Planned delivery is recommended in all patients unless obstetric indications call for caesarean section. It is recommended that all women on VKA switch to LMWH or UFH at week 34–36 with induction or caesarean at around 38 weeks. UFH should be started approximately 24 hours prior to labor induction or caesarean with target aPTT at 2-3 times above baseline. IV UFH should be stopped once in labor or 6 hours prior to anesthesia administration confirming aPTT back to baseline. UFH should be restarted 4 to 6 hours post vaginal delivery or 6–12 hours post caesarean section with IV UFH at 500 IU/hour and increase over 24–48 hours to target aPTT. Warfarin should be restarted on day 1 postpartum (uncomplicated vaginal delivery) or on day 2-3 if caesarian or bleeding complications occur [18].
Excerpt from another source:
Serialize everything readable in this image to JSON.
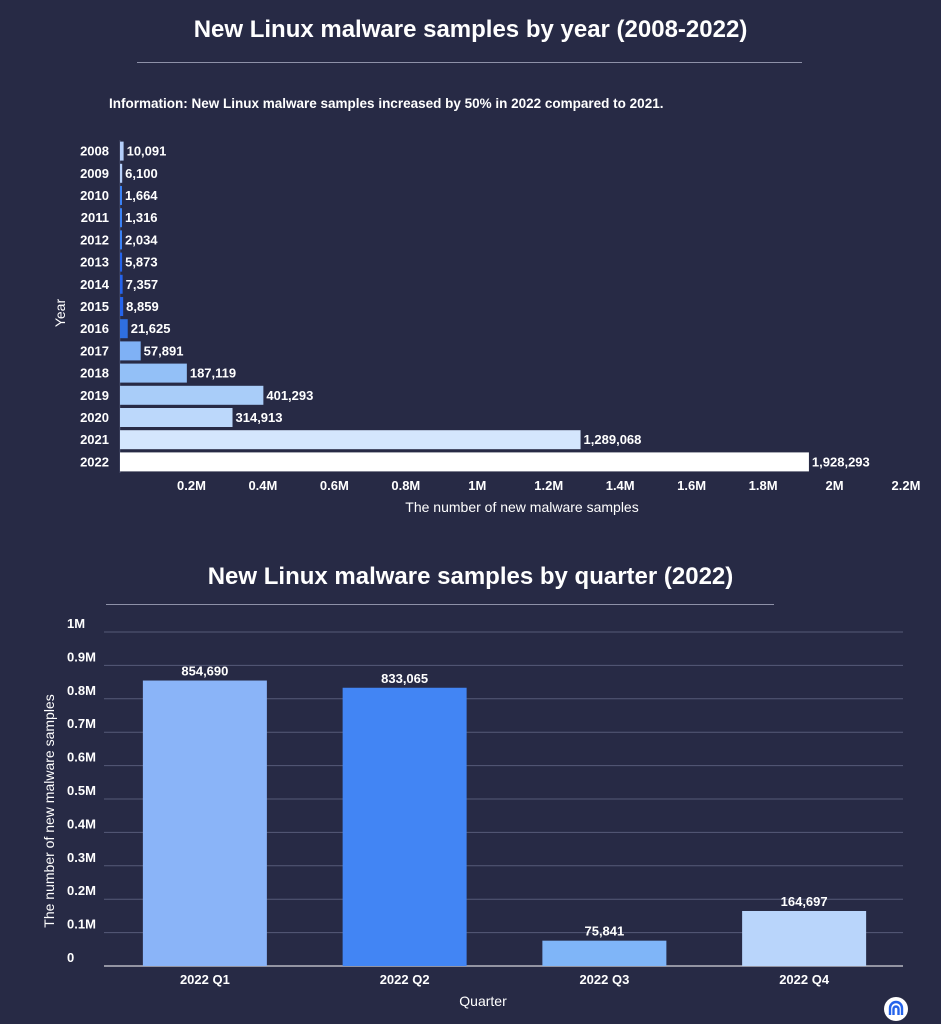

Currently, there is no indication for the use of direct acting oral anticoagulants (DOACs) for anticoagulation in patients who have received a mechanical heart valve. Previous studies have shown that there is an increased risk of thrombotic events and bleeding when using a DOAC [24, 25]. Currently DOACs are not recommended for use in pregnant patients as they are able to cross into the placenta. Further study is needed to understand the effects of these medications [26].

As for pregnant patients who suffer a thrombotic event while on appropriate anticoagulation therapy, there are no clear options for treatment. Surgical interventions are not recommended. However, an option for treating thrombosis during pregnancy is use of thrombolytic medications such as streptokinase or urokinase for up to 72 hours with no negative effects on fetus; however, the data are very limited [27]. There were no guidelines available to guide physicians in managing patients who have failed multiple anticoagulation regimens and suffered an ischemic event.

4. Conclusions

Anticoagulation is a necessity for the pregnant patient with a mechanical heart valve. However, these women along with their physician are left with weighing risks to the mother and unborn child. Before an anticoagulation regimen is decided upon, risks should be explained to the expectant patient and family. Based on the literature and current guidelines, continuation of VKA therapy may be appropriate through the pregnancy if dosage is less than 5 mg a day. Since dosing is based on the amount needed to obtain a therapeutic INR, no guarantee can be made that a higher dose could be required during pregnancy. The decisions become even more difficult with a daily dose greater than 5 mg a day. The patient presented in this case is unusual as she experienced thrombotic events on 2 different anticoagulation therapies, one which included a VKA with a therapeutic INR. Although the patient suffered TIA symptoms during the second pregnancy, she was lost to follow-up; thus, it still remains unclear if she made it to term, suffered an ischemic event, or had other complications. There is also no clinical indication to perform a hypercoagulable workup in this patient population since there are no data to support a higher risk of thrombosis in patients with a mechanical heart valve who have a thrombophilia versus those who do not. Guidelines are unclear how to approach anticoagulation in pregnant patients who have experienced a thrombotic event while on guideline-directed therapy. Although aspirin could have been added to this patient’s therapy, there are no significant data pointing to an improved outcome as a much higher risk of hemorrhage has been noted. All women of childbearing age requiring anticoagulation for a mechanical valve should be counseled on the risk of a thrombotic event which could result in serious illness or death to her or the unborn child. As for patients who have suffered an ischemic event, even on a VKA, the answers become even more difficult.

Conflicts of Interest

The authors declare that there are no conflicts of interest regarding the publication of this paper.